Co-administration of anti-CD80(Fab) and DAPT represent one embodiment of the various bioactive agents that can be utilized in the combinatorial methods described herein. Furthermore, the R-EAE model is one of many suitable models that can be utilized, including C-EAE and TMEV-IDD.

Example 5

Combinatorial Therapy with Peptide-Coupled Cell Tolerance and LY411,575

R-EAE mice are intravenously injected with splenocytes coupled to priming peptide (to block onset of disease), the spread epitopes (to block specific relapses) or a combination of myelin peptides. Splenocytes are coupled to the peptides by using the ethylene carbodiimide (ECDI) procedure. The mice are also administered LY411,575 either before, during, or after injection of the myelin peptide-pulsed, ECDI-fixed splenocytes and compared to the mice not administered LY411,575 and mice administered LY411,575 but not injected with myelin peptide pulsed, ECDI-fixed splenocytes to determine extent of remyelination and ongoing EAE symptoms.

Example 6

Combinatorial Therapy with anti-CD80 and rHIgM22

Demyelinating insult is induced in a mouse model by immunization with PLP139-151. At the peak of the acute phase of the disease (day 15-16 post-immunization), the mice are separated into four treatment groups which received: (1) five daily intraperitoneal treatments with of control antibody; (2) five daily i.p. treatments with anti-CD80Fab; (3) five daily i.p. treatments with rHIgM22; or (4) five daily i.p. treatments with both anti-CD80Fab and rHIgM22. The protective and recovery effect on progression of clinical paralysis in mice treated with both anti-CD80Fab and rHIgM22 in combination compared to treatment with either anti-CD80Fab or rHIgM22 alone is determined. Flow cytometric analysis of the number of CNS infiltrating cells from the treated mice is performed determine the number of T cells, myeloid dendritic cells (mDC), lymphoid/plasmacytoid dendritic cells (1/p DC), and macrophages (Mφ) in the different groups. Co-administration of anti-CD80(Fab) and rHIgM22 is likely to have a synergistic therapeutic effect in promoting protective and recovery effects on progression of clinical paralysis with decreased numbers of T cells, myeloid dendritic cells (mDC), lymphoid/plasmacytoid dendritic cells (1/p DC), and macrophages (Mφ).
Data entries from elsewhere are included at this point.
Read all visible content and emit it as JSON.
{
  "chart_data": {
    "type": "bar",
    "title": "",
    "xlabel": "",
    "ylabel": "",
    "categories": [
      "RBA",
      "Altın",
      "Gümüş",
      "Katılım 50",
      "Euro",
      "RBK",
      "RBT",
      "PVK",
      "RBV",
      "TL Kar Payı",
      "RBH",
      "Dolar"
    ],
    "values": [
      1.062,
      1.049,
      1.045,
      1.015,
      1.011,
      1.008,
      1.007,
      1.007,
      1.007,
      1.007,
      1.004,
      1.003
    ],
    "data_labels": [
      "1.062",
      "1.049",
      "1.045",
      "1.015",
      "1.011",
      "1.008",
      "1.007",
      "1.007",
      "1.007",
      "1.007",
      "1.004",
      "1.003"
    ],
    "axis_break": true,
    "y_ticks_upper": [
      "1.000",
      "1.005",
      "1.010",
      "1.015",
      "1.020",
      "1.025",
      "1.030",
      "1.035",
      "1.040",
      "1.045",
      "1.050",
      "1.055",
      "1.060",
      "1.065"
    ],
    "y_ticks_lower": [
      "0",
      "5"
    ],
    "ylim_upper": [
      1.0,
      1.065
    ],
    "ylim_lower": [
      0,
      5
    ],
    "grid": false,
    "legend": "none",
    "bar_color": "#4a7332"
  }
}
While preferred embodiments of the present invention have been shown and described herein, it will be obvious to those skilled in the art that such embodiments are provided by way of example only. Numerous variations, changes, and substitutions will now occur to those skilled in the art without departing from the invention. It should be understood that various alternatives to the embodiments of the invention described herein may be employed in practicing the invention. It is intended that the claims herein define the scope of the invention and that methods and structures within the scope of these claims and their equivalents be covered thereby.